Molti testi cinesi parlano di asceti, di artisti e di poeti che scegliendo di vivere in povertà non si erano mai fatti mancare una piccola pianta da curare, perché coltivare una pianta voleva dire elevare il proprio spirito ad una perfezione quasi divina. Le tecniche di coltivazione sono state tramandate oralmente, sicuramente arricchite da esperienza personale con piccoli grandi segreti necessari per far sopravvivere una pianta anche per trecento anni.

In Cina nella tomba del principe Zhang Huai morto intorno al 705 nella provincia dello Shansi sono stati ritrovati degli affreschi che raffiguravano dei servitori con in mano paesaggi in miniatura, con piante, rocce, arbusti. Alcuni documenti della dinastia Tang (618-906) riportano la moda dei paesaggi in miniatura, tanto perfezionata da far supporre che già in passato si fosse soliti utilizzare la tecnica della nanizzazione delle piante; all’epoca della dinastia Han (dal 206 a.C.al 220 d.C.), quando sorse la grande muraglia, i cinesi coltivarono l’arte di riprodurre i paesaggi in piccolo, disponendo rocce in ciotole e aggiungendo delle piante.

La parola bonsai è composta da due termini giapponesi bon, vaso basso e sai pianta albero. Mentre nella lingua cinese sono chiamati pun-sai che ha lo stesso significato di quella giapponese, oppure anche pun-ching pianta in un contenitore che rappresenta un paesaggio.

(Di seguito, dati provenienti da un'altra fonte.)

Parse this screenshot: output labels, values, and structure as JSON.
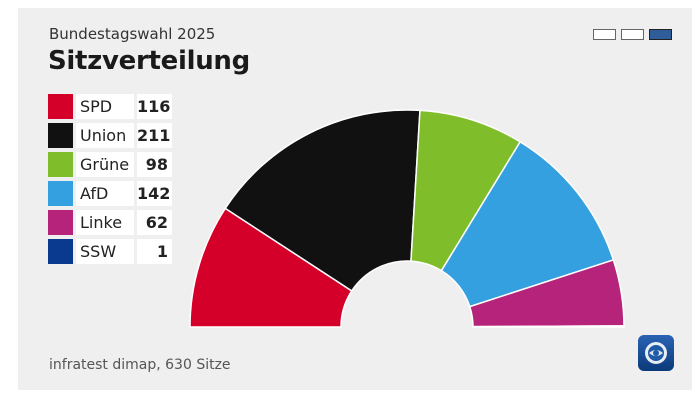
{
  "header": {
    "supertitle": "Bundestagswahl 2025",
    "title": "Sitzverteilung"
  },
  "source": "infratest dimap, 630 Sitze",
  "logo_icon": "tagesschau-logo-icon",
  "chart_data": {
    "type": "pie",
    "subtype": "semicircle-seat-distribution",
    "title": "Sitzverteilung",
    "total_seats": 630,
    "legend_position": "left",
    "categories": [
      "SPD",
      "Union",
      "Grüne",
      "AfD",
      "Linke",
      "SSW"
    ],
    "values": [
      116,
      211,
      98,
      142,
      62,
      1
    ],
    "colors": [
      "#d5002a",
      "#111111",
      "#7fbd2b",
      "#34a0df",
      "#b5247a",
      "#0a3a8f"
    ]
  }
}
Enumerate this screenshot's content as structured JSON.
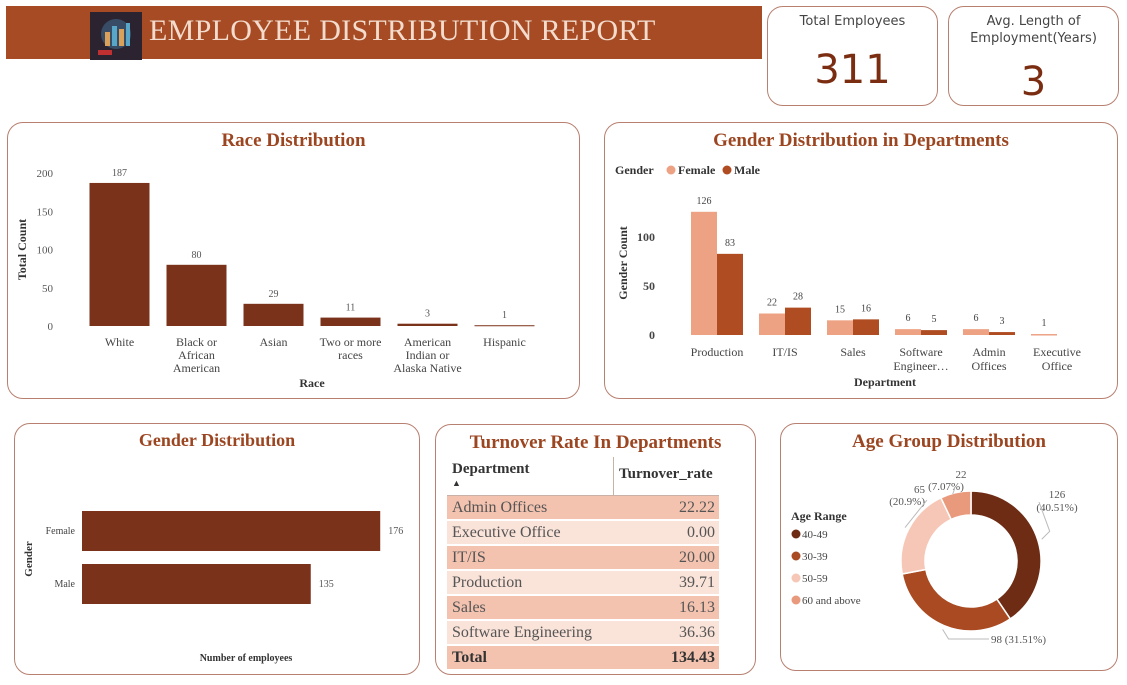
{
  "header": {
    "title": "EMPLOYEE DISTRIBUTION REPORT",
    "accent": "#a64b24"
  },
  "kpis": [
    {
      "label": "Total Employees",
      "value": "311"
    },
    {
      "label": "Avg. Length of Employment(Years)",
      "value": "3"
    }
  ],
  "chart_data": [
    {
      "type": "bar",
      "title": "Race Distribution",
      "xlabel": "Race",
      "ylabel": "Total Count",
      "categories": [
        [
          "White"
        ],
        [
          "Black or",
          "African",
          "American"
        ],
        [
          "Asian"
        ],
        [
          "Two or more",
          "races"
        ],
        [
          "American",
          "Indian or",
          "Alaska Native"
        ],
        [
          "Hispanic"
        ]
      ],
      "values": [
        187,
        80,
        29,
        11,
        3,
        1
      ],
      "ylim": [
        0,
        200
      ],
      "yticks": [
        0,
        50,
        100,
        150,
        200
      ],
      "color": "#7b321a"
    },
    {
      "type": "bar",
      "title": "Gender Distribution in Departments",
      "xlabel": "Department",
      "ylabel": "Gender Count",
      "legend_title": "Gender",
      "legend_placement": "top-left",
      "categories": [
        [
          "Production"
        ],
        [
          "IT/IS"
        ],
        [
          "Sales"
        ],
        [
          "Software",
          "Engineer…"
        ],
        [
          "Admin",
          "Offices"
        ],
        [
          "Executive",
          "Office"
        ]
      ],
      "series": [
        {
          "name": "Female",
          "color": "#eea284",
          "values": [
            126,
            22,
            15,
            6,
            6,
            1
          ]
        },
        {
          "name": "Male",
          "color": "#b04c22",
          "values": [
            83,
            28,
            16,
            5,
            3,
            null
          ]
        }
      ],
      "ylim": [
        0,
        135
      ],
      "yticks": [
        0,
        50,
        100
      ]
    },
    {
      "type": "bar",
      "orientation": "horizontal",
      "title": "Gender Distribution",
      "xlabel": "Number of employees",
      "ylabel": "Gender",
      "categories": [
        "Female",
        "Male"
      ],
      "values": [
        176,
        135
      ],
      "xlim": [
        0,
        180
      ],
      "color": "#7b321a"
    },
    {
      "type": "table",
      "title": "Turnover Rate In Departments",
      "columns": [
        "Department",
        "Turnover_rate"
      ],
      "rows": [
        [
          "Admin Offices",
          "22.22"
        ],
        [
          "Executive Office",
          "0.00"
        ],
        [
          "IT/IS",
          "20.00"
        ],
        [
          "Production",
          "39.71"
        ],
        [
          "Sales",
          "16.13"
        ],
        [
          "Software Engineering",
          "36.36"
        ]
      ],
      "total": [
        "Total",
        "134.43"
      ]
    },
    {
      "type": "pie",
      "donut": true,
      "title": "Age Group Distribution",
      "legend_title": "Age Range",
      "legend_placement": "left",
      "slices": [
        {
          "name": "40-49",
          "value": 126,
          "label": "126 (40.51%)",
          "color": "#6e2c14"
        },
        {
          "name": "30-39",
          "value": 98,
          "label": "98 (31.51%)",
          "color": "#a94a22"
        },
        {
          "name": "50-59",
          "value": 65,
          "label": "65 (20.9%)",
          "color": "#f6c7b6"
        },
        {
          "name": "60 and above",
          "value": 22,
          "label": "22 (7.07%)",
          "color": "#e99a7d"
        }
      ]
    }
  ]
}
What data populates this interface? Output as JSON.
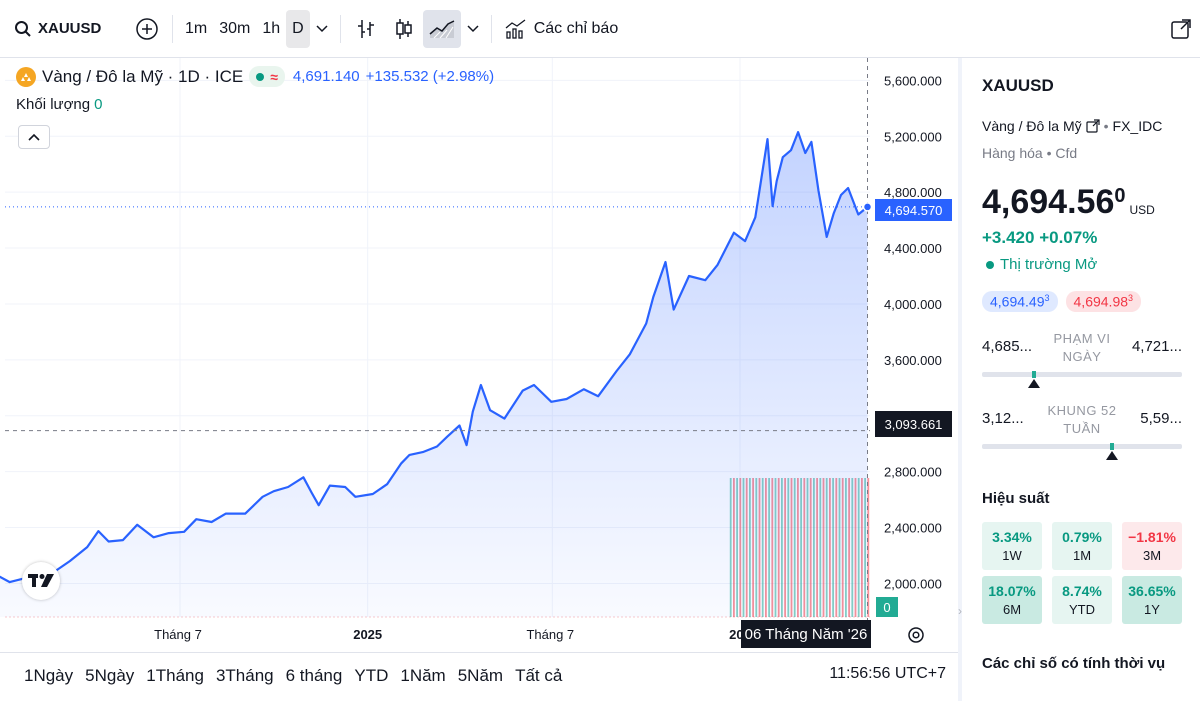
{
  "toolbar": {
    "symbol": "XAUUSD",
    "intervals": [
      "1m",
      "30m",
      "1h",
      "D"
    ],
    "active_interval": "D",
    "indicators_label": "Các chỉ báo"
  },
  "legend": {
    "title": "Vàng / Đô la Mỹ · 1D · ICE",
    "last_price": "4,691.140",
    "change": "+135.532 (+2.98%)",
    "volume_label": "Khối lượng",
    "volume_value": "0"
  },
  "chart_data": {
    "type": "area",
    "series": [
      {
        "x": [
          "2024-01-02",
          "2024-01-16",
          "2024-02-01",
          "2024-02-15",
          "2024-03-01",
          "2024-03-15",
          "2024-04-01",
          "2024-04-12",
          "2024-04-22",
          "2024-05-06",
          "2024-05-20",
          "2024-06-05",
          "2024-06-20",
          "2024-07-05",
          "2024-07-17",
          "2024-08-01",
          "2024-08-15",
          "2024-09-03",
          "2024-09-20",
          "2024-10-01",
          "2024-10-15",
          "2024-10-30",
          "2024-11-07",
          "2024-11-14",
          "2024-11-25",
          "2024-12-10",
          "2024-12-20",
          "2025-01-06",
          "2025-01-20",
          "2025-02-03",
          "2025-02-11",
          "2025-02-24",
          "2025-03-10",
          "2025-03-20",
          "2025-04-01",
          "2025-04-08",
          "2025-04-14",
          "2025-04-22",
          "2025-05-01",
          "2025-05-15",
          "2025-06-02",
          "2025-06-13",
          "2025-06-30",
          "2025-07-15",
          "2025-08-01",
          "2025-08-15",
          "2025-09-02",
          "2025-09-15",
          "2025-10-01",
          "2025-10-08",
          "2025-10-20",
          "2025-10-28",
          "2025-11-12",
          "2025-11-28",
          "2025-12-10",
          "2025-12-26",
          "2026-01-06",
          "2026-01-16",
          "2026-01-28",
          "2026-02-02",
          "2026-02-06",
          "2026-02-12",
          "2026-02-20",
          "2026-02-27",
          "2026-03-06",
          "2026-03-12",
          "2026-03-19",
          "2026-03-27",
          "2026-04-03",
          "2026-04-10",
          "2026-04-17",
          "2026-04-27",
          "2026-05-06"
        ],
        "y": [
          2065,
          2010,
          2040,
          2005,
          2090,
          2160,
          2260,
          2375,
          2300,
          2310,
          2420,
          2330,
          2360,
          2370,
          2460,
          2440,
          2500,
          2500,
          2620,
          2660,
          2690,
          2760,
          2650,
          2560,
          2700,
          2690,
          2620,
          2640,
          2710,
          2860,
          2920,
          2940,
          2980,
          3050,
          3130,
          2990,
          3230,
          3420,
          3240,
          3180,
          3380,
          3420,
          3300,
          3320,
          3390,
          3340,
          3520,
          3640,
          3860,
          4050,
          4300,
          3960,
          4200,
          4170,
          4280,
          4510,
          4450,
          4620,
          5180,
          4700,
          4880,
          5050,
          5100,
          5230,
          5080,
          5160,
          4810,
          4480,
          4650,
          4780,
          4830,
          4640,
          4694.57
        ]
      }
    ],
    "ylim": [
      1760,
      5760
    ],
    "yticks": [
      "5,600.000",
      "5,200.000",
      "4,800.000",
      "4,400.000",
      "4,000.000",
      "3,600.000",
      "3,200.000",
      "2,800.000",
      "2,400.000",
      "2,000.000"
    ],
    "xticks": [
      {
        "label": "Tháng 7",
        "date": "2024-07-01"
      },
      {
        "label": "2025",
        "date": "2025-01-01"
      },
      {
        "label": "Tháng 7",
        "date": "2025-07-01"
      },
      {
        "label": "202",
        "date": "2026-01-01"
      }
    ],
    "current_price_label": "4,694.570",
    "crosshair_price_label": "3,093.661",
    "crosshair_price": 3093.661,
    "crosshair_date": "2026-05-06",
    "crosshair_date_label": "06 Tháng Năm '26",
    "volume_label": "0",
    "volume_range": [
      "2025-12-22",
      "2026-05-06"
    ],
    "colors": {
      "line": "#2962ff",
      "fill": "#2962ff",
      "up": "#22ab94",
      "down": "#f23645"
    }
  },
  "ranges": [
    "1Ngày",
    "5Ngày",
    "1Tháng",
    "3Tháng",
    "6 tháng",
    "YTD",
    "1Năm",
    "5Năm",
    "Tất cả"
  ],
  "clock": "11:56:56 UTC+7",
  "panel": {
    "symbol": "XAUUSD",
    "description": "Vàng / Đô la Mỹ",
    "source": "FX_IDC",
    "category": "Hàng hóa",
    "type": "Cfd",
    "price_main": "4,694.56",
    "price_sup": "0",
    "currency": "USD",
    "change": "+3.420 +0.07%",
    "market_status": "Thị trường Mở",
    "bid": "4,694.49",
    "bid_sup": "3",
    "ask": "4,694.98",
    "ask_sup": "3",
    "day_range": {
      "label_1": "PHẠM VI",
      "label_2": "NGÀY",
      "low": "4,685...",
      "high": "4,721...",
      "position": 0.26
    },
    "week52_range": {
      "label_1": "KHUNG 52",
      "label_2": "TUẦN",
      "low": "3,12...",
      "high": "5,59...",
      "position": 0.65
    },
    "performance_title": "Hiệu suất",
    "performance": [
      {
        "value": "3.34%",
        "period": "1W",
        "tone": "up-light"
      },
      {
        "value": "0.79%",
        "period": "1M",
        "tone": "up-light"
      },
      {
        "value": "−1.81%",
        "period": "3M",
        "tone": "down-light"
      },
      {
        "value": "18.07%",
        "period": "6M",
        "tone": "up"
      },
      {
        "value": "8.74%",
        "period": "YTD",
        "tone": "up-light"
      },
      {
        "value": "36.65%",
        "period": "1Y",
        "tone": "up"
      }
    ],
    "seasonal_title": "Các chỉ số có tính thời vụ"
  }
}
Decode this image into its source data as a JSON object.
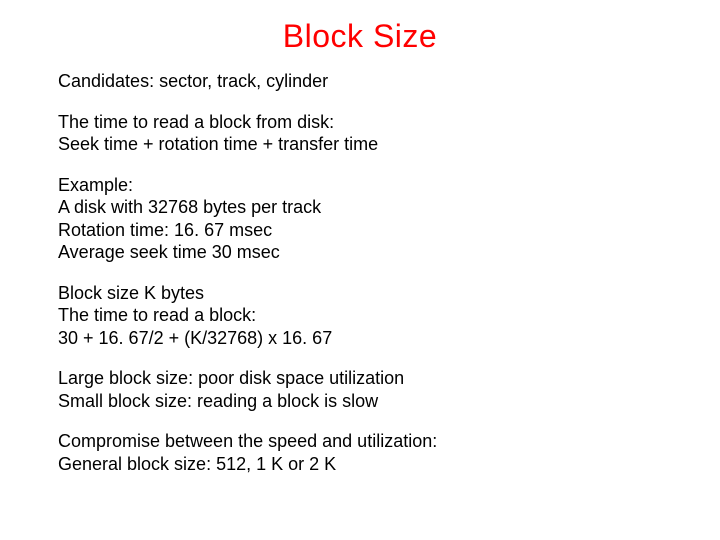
{
  "title": "Block Size",
  "title_color": "#ff0000",
  "body_color": "#000000",
  "background_color": "#ffffff",
  "title_fontsize": 32,
  "body_fontsize": 18,
  "paragraphs": {
    "p0": {
      "l0": "Candidates: sector, track, cylinder"
    },
    "p1": {
      "l0": "The time to read a block from disk:",
      "l1": "Seek time + rotation time + transfer time"
    },
    "p2": {
      "l0": "Example:",
      "l1": "A disk with 32768 bytes per track",
      "l2": "Rotation time: 16. 67 msec",
      "l3": "Average seek time 30 msec"
    },
    "p3": {
      "l0": "Block size K bytes",
      "l1": "The time to read a block:",
      "l2": "30 + 16. 67/2 + (K/32768) x 16. 67"
    },
    "p4": {
      "l0": "Large block size: poor disk space utilization",
      "l1": "Small block size: reading a block is slow"
    },
    "p5": {
      "l0": "Compromise between the speed and utilization:",
      "l1": "General block size: 512, 1 K or 2 K"
    }
  }
}
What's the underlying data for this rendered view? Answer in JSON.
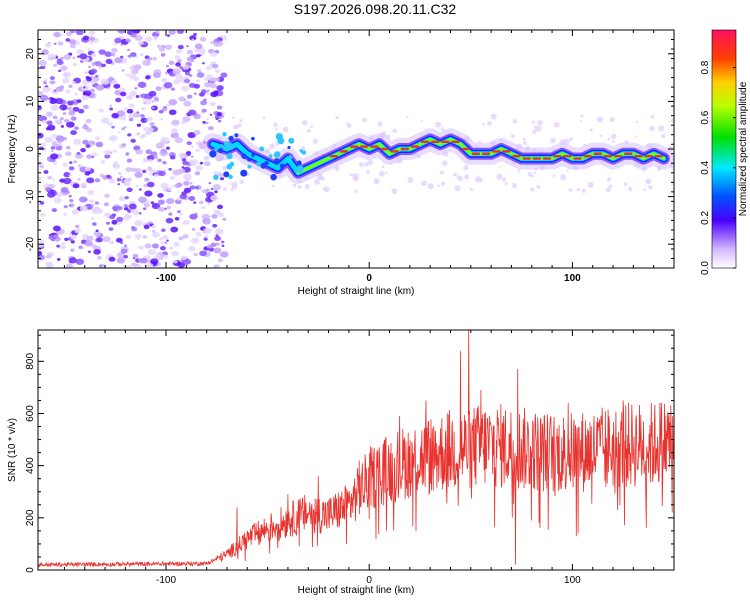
{
  "title": "S197.2026.098.20.11.C32",
  "colors": {
    "snr_line": "#e8322e",
    "axis": "#000000",
    "track_hot": "#e8322e"
  },
  "chart_data": [
    {
      "type": "heatmap",
      "name": "spectrogram",
      "xlabel": "Height of straight line (km)",
      "ylabel": "Frequency (Hz)",
      "xlim": [
        -163,
        150
      ],
      "ylim": [
        -25,
        25
      ],
      "x_ticks": [
        -100,
        0,
        100
      ],
      "x_tick_labels": [
        "-100",
        "0",
        "100"
      ],
      "y_ticks": [
        20,
        10,
        0,
        -10,
        -20
      ],
      "y_tick_labels": [
        "20",
        "10",
        "0",
        "-10",
        "-20"
      ],
      "noise_region_x": [
        -163,
        -77
      ],
      "ridge": {
        "x": [
          -77,
          -70,
          -65,
          -60,
          -55,
          -50,
          -45,
          -40,
          -35,
          -30,
          -25,
          -20,
          -15,
          -10,
          -5,
          0,
          5,
          10,
          15,
          20,
          25,
          30,
          35,
          40,
          45,
          50,
          55,
          60,
          65,
          70,
          75,
          80,
          85,
          90,
          95,
          100,
          105,
          110,
          115,
          120,
          125,
          130,
          135,
          140,
          145
        ],
        "freq": [
          1,
          0,
          1,
          -1,
          -2,
          -3,
          -4,
          -2,
          -5,
          -4,
          -3,
          -2,
          -1,
          0,
          1,
          0,
          1,
          -1,
          0,
          0,
          1,
          2,
          1,
          2,
          1,
          -1,
          -1,
          -1,
          0,
          -1,
          -2,
          -2,
          -2,
          -2,
          -1,
          -2,
          -2,
          -1,
          -1,
          -2,
          -1,
          -1,
          -2,
          -1,
          -2
        ]
      },
      "colorbar": {
        "label": "Normalized spectral amplitude",
        "ticks": [
          0.0,
          0.2,
          0.4,
          0.6,
          0.8
        ],
        "tick_labels": [
          "0.0",
          "0.2",
          "0.4",
          "0.6",
          "0.8"
        ],
        "range": [
          0,
          0.95
        ]
      }
    },
    {
      "type": "line",
      "name": "snr",
      "xlabel": "Height of straight line (km)",
      "ylabel": "SNR (10 * v/v)",
      "xlim": [
        -163,
        150
      ],
      "ylim": [
        0,
        920
      ],
      "x_ticks": [
        -100,
        0,
        100
      ],
      "x_tick_labels": [
        "-100",
        "0",
        "100"
      ],
      "y_ticks": [
        0,
        200,
        400,
        600,
        800
      ],
      "y_tick_labels": [
        "0",
        "200",
        "400",
        "600",
        "800"
      ],
      "envelope": {
        "x": [
          -163,
          -80,
          -70,
          -60,
          -50,
          -40,
          -30,
          -20,
          -10,
          0,
          10,
          20,
          30,
          40,
          50,
          60,
          70,
          80,
          90,
          100,
          110,
          120,
          130,
          140,
          150
        ],
        "y": [
          20,
          25,
          60,
          120,
          160,
          190,
          220,
          210,
          250,
          350,
          390,
          420,
          440,
          460,
          470,
          480,
          470,
          460,
          450,
          450,
          460,
          470,
          480,
          480,
          500
        ]
      },
      "spikes": [
        {
          "x": -65,
          "y": 240
        },
        {
          "x": -40,
          "y": 290
        },
        {
          "x": -25,
          "y": 360
        },
        {
          "x": -5,
          "y": 420
        },
        {
          "x": 5,
          "y": 470
        },
        {
          "x": 15,
          "y": 590
        },
        {
          "x": 28,
          "y": 650
        },
        {
          "x": 45,
          "y": 840
        },
        {
          "x": 49,
          "y": 920
        },
        {
          "x": 55,
          "y": 690
        },
        {
          "x": 73,
          "y": 770
        },
        {
          "x": 72,
          "y": 20
        },
        {
          "x": 98,
          "y": 640
        },
        {
          "x": 102,
          "y": 130
        },
        {
          "x": 125,
          "y": 650
        },
        {
          "x": 143,
          "y": 640
        }
      ]
    }
  ]
}
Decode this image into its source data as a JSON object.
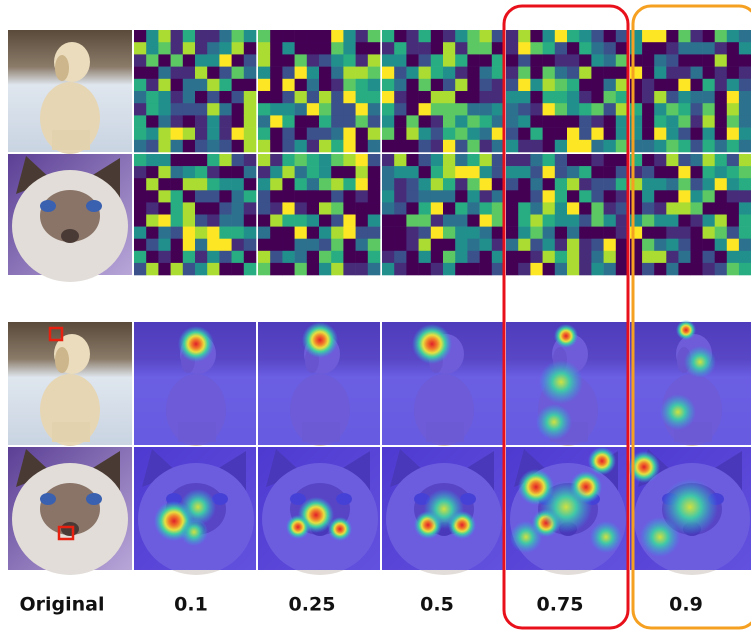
{
  "columns": [
    "Original",
    "0.1",
    "0.25",
    "0.5",
    "0.75",
    "0.9"
  ]
}
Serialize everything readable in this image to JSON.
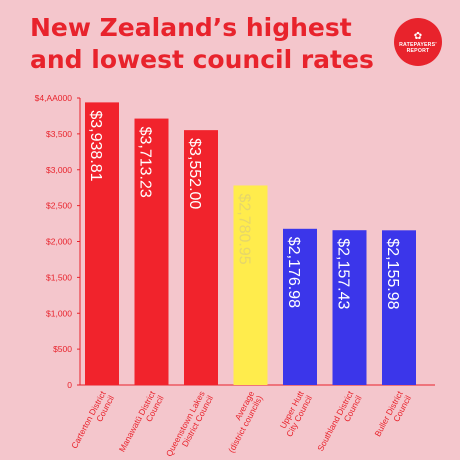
{
  "title": "New Zealand’s highest and lowest council rates",
  "logo": {
    "line1": "RATEPAYERS’",
    "line2": "REPORT"
  },
  "colors": {
    "background": "#f4c6cc",
    "title": "#e8232c",
    "high": "#f1232c",
    "average": "#ffec4c",
    "low": "#3b36ea",
    "axis": "#e8232c",
    "bar_label": "#ffffff",
    "average_label": "#e6d66a"
  },
  "chart_data": {
    "type": "bar",
    "title": "New Zealand’s highest and lowest council rates",
    "xlabel": "",
    "ylabel": "",
    "ylim": [
      0,
      4000
    ],
    "yticks": [
      0,
      500,
      1000,
      1500,
      2000,
      2500,
      3000,
      3500,
      4000
    ],
    "ytick_labels": [
      "0",
      "$500",
      "$1,000",
      "$1,500",
      "$2,000",
      "$2,500",
      "$3,000",
      "$3,500",
      "$4,AA000"
    ],
    "grid": false,
    "legend": "none",
    "categories": [
      [
        "Carterton District",
        "Council"
      ],
      [
        "Manawatū District",
        "Council"
      ],
      [
        "Queenstown Lakes",
        "District Council"
      ],
      [
        "Average",
        "(district councils)"
      ],
      [
        "Upper Hutt",
        "City Council"
      ],
      [
        "Southland District",
        "Council"
      ],
      [
        "Buller District",
        "Council"
      ]
    ],
    "values": [
      3938.81,
      3713.23,
      3552.0,
      2780.95,
      2176.98,
      2157.43,
      2155.98
    ],
    "value_labels": [
      "$3,938.81",
      "$3,713.23",
      "$3,552.00",
      "$2,780.95",
      "$2,176.98",
      "$2,157.43",
      "$2,155.98"
    ],
    "bar_colors": [
      "high",
      "high",
      "high",
      "average",
      "low",
      "low",
      "low"
    ]
  }
}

L’ideogramma simbolo del bonsai non traduce letteralmente le due parole, ma concentra graficamente su un significato più ampio come l’amore per la natura, la coltivazione, il senso artistico e la spiritualità.

Per capire meglio il rapporto tra uomo e la natura e le piante, bisogna analizzare il contesto filosofico e culturale in cui si sviluppa la coltivazione del bonsai. La sua origine è esclusivamente cinese, ma in Giappone trova la massima divulgazione, fu introdotto dai monaci buddisti che ricercavano con la meditazione e con la contemplazione la via dell’illuminazione.

Nel periodo Edo, XVII Secolo, dopo un periodo di sanguinose guerre, seguì un periodo di stabilità con un rigido autoritarismo sovrano e a cui fece seguito il cambiamento del sistema economico passando da quello naturale ad uno monetario. Si verificano grossi cambiamenti sociali, la classe borghese e quella dei commercianti sostennero lo Stato, i principi e i samurai si ridussero in povertà, mentre la borghesia colta si elesse e a mecenate delle arti ed sostiene l’arte di comporre i giardini, detenuta fino allora all’elite politica.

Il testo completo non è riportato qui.